これは日米の「自殺する医師」の数だ。いずれの国でも、医師の自殺率は一般のそれと比べて高いといわれている。日本のある研究では、「一般の1.3倍」ということだ。
最近のアメリカの医学論文によると、医師の自殺をわかっている範囲で分析したところ、「女性」「年齢が(一般の自殺に比べ)高い人」「既婚者」の割合がとくに多いことがわかったという。さらに特徴的だったのは、何らかの精神疾患(mental illness)を持っていたと考えられるにもかかわらず、適切な治療を受けていた形跡はないという人が目立って多かったことだ。
おそらく「精神疾患」というのは、うつ病やその周辺の疾患のことだろう。つまり、やや乱暴にまとめてみると、「医師は仕事のストレスなどでうつ病になることが少なくないが、そうなっても自ら治療を求めて受診することはなく、重症化してついに自殺に至る可能性が高い。とくに既婚者や女性の場合でその傾向が目立つ」ということになるだろうか。
ここで問題はふたつある。ひとつは「なぜ医師はうつ病になりやすいのか」ということ、もうひとつは「なぜ自分で専門医にかからないのか」ということだ。

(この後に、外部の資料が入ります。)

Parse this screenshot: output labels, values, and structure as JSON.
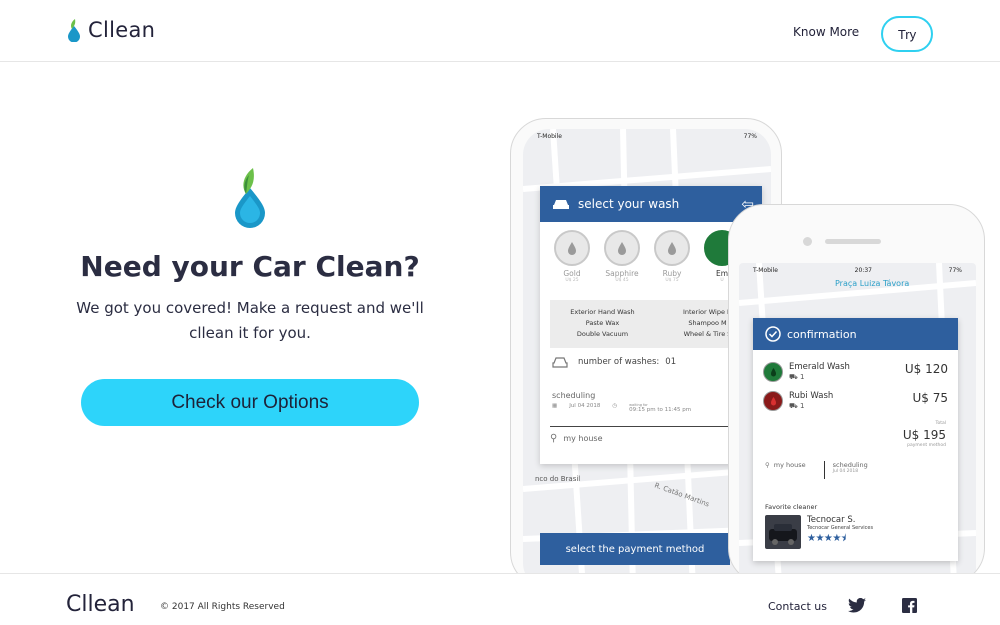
{
  "header": {
    "brand": "Cllean",
    "know_more": "Know More",
    "try": "Try"
  },
  "hero": {
    "title": "Need your Car Clean?",
    "subtitle_line1": "We got you covered! Make a request and we'll",
    "subtitle_line2": "cllean it for you.",
    "cta": "Check our Options"
  },
  "phone_back": {
    "carrier": "T-Mobile",
    "battery": "77%",
    "card_title": "select your wash",
    "washes": [
      {
        "name": "Gold",
        "price": "U$ 25"
      },
      {
        "name": "Sapphire",
        "price": "U$ 45"
      },
      {
        "name": "Ruby",
        "price": "U$ 75"
      },
      {
        "name": "Em",
        "price": "U"
      }
    ],
    "services_col1": [
      "Exterior Hand Wash",
      "Paste Wax",
      "Double Vacuum"
    ],
    "services_col2": [
      "Interior Wipe D",
      "Shampoo M",
      "Wheel & Tire S"
    ],
    "washes_label": "number of washes:",
    "washes_count": "01",
    "scheduling": "scheduling",
    "date": "Jul 04 2018",
    "waiting_for": "waiting for",
    "time": "09:15 pm to 11:45 pm",
    "address": "my house",
    "map_label": "nco do Brasil",
    "map_label2": "R. Catão Martins",
    "payment_button": "select the payment method"
  },
  "phone_front": {
    "carrier": "T-Mobile",
    "time": "20:37",
    "battery": "77%",
    "map_label": "Praça Luiza Távora",
    "card_title": "confirmation",
    "items": [
      {
        "name": "Emerald Wash",
        "qty": "1",
        "price": "U$ 120",
        "color": "#1f7a3a"
      },
      {
        "name": "Rubi Wash",
        "qty": "1",
        "price": "U$ 75",
        "color": "#8a1a1a"
      }
    ],
    "total_label": "Total",
    "total": "U$ 195",
    "payment_label": "payment method",
    "address": "my house",
    "scheduling": "scheduling",
    "date": "Jul 04 2018",
    "favorite_label": "Favorite cleaner",
    "cleaner_name": "Tecnocar S.",
    "cleaner_company": "Tecnocar General Services",
    "rating": 4.5
  },
  "footer": {
    "brand": "Cllean",
    "copyright": "© 2017 All Rights Reserved",
    "contact": "Contact us"
  },
  "colors": {
    "accent": "#2dd4fa",
    "primary_blue": "#2e5f9e",
    "text_dark": "#2b2d42"
  }
}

ひとつめの「なぜうつ病に」というほうだが、これは「長時間の激務」「重い責任」や「自分を責めたり責められたりする場面も少なくない」「スタッフとの人間関係の問題も生じやすい」といったさまざまなリスクファクターが考えられる。とくに女性の場合、子育てや介護などの生活と仕事とのバランスで苦しむ場合も少なくないが、女性医師には生真面目で完璧主義な人も多いので、どちらも手抜きができず、慢性の疲労状態を抱え込むことになる。
とはいえ、多くの医師が病院に勤務していたり同級生も医師だったりするのだから、うつ病になったらすぐに受診しやすい環境にいることもたしかなはずだ。また、精神科医でなくてもメンタル疾患の基本知識はあるだろうから、「あれ、私ってうつじゃないのかな」と早期に気づくこともできるだろう。
ところが、「医者の不養生」とはよく言ったもので、医師は自己診断、自己治療はするものの、なかなか自分が患者となって診察室のドアをノックしたがらない。中には健康診断さえ受けない人もいる。もちろん医療を信じないわけではないのだが、「自分が診てもらうのは情けない」といったプライドや「忙しい他の医者に迷惑をかけられない」といった配慮などが複雑に絡み合い、“ひとりの患者”になるのを避けようとしがちなのだ。
先に紹介したアメリカの論文でも、自殺に至った医師がその前に、自分で睡眠導入剤や抗不安薬を処方し、服用していた可能性があることを指摘している。彼らもまた「自分は健康な状態ではない」とわかっていたのに受診はせずに、勝手に自分で薬を処方していたのだろう。受診はしていなかったのに、体内から睡眠薬が検出されるケースが多かったのだ。いわゆる「自家処方」は禁じられているが、こういった医師たちは何らかの手段で自分への投薬を行っていたのだろう。
しかし、胃腸の不調や捻挫などとは違って、とくにメンタル疾患の場合は、いくらその分野の知識や経験があったとしても、自己診断、自己治療はむずかしい。ほかの科と違って血液検査の結果や画像などがあるわけではないので、客観的な診断、治療がきわめてしにくいのだ。
医療崩壊が懸念されるいま、医師は社会にとって必要な人材でもある。自分、家族、そして社会のためにも、医師も定期的に身体的、精神的健康診断を受け、必要ならばきちんと治療を受けるシステムが整えられることが望まれる。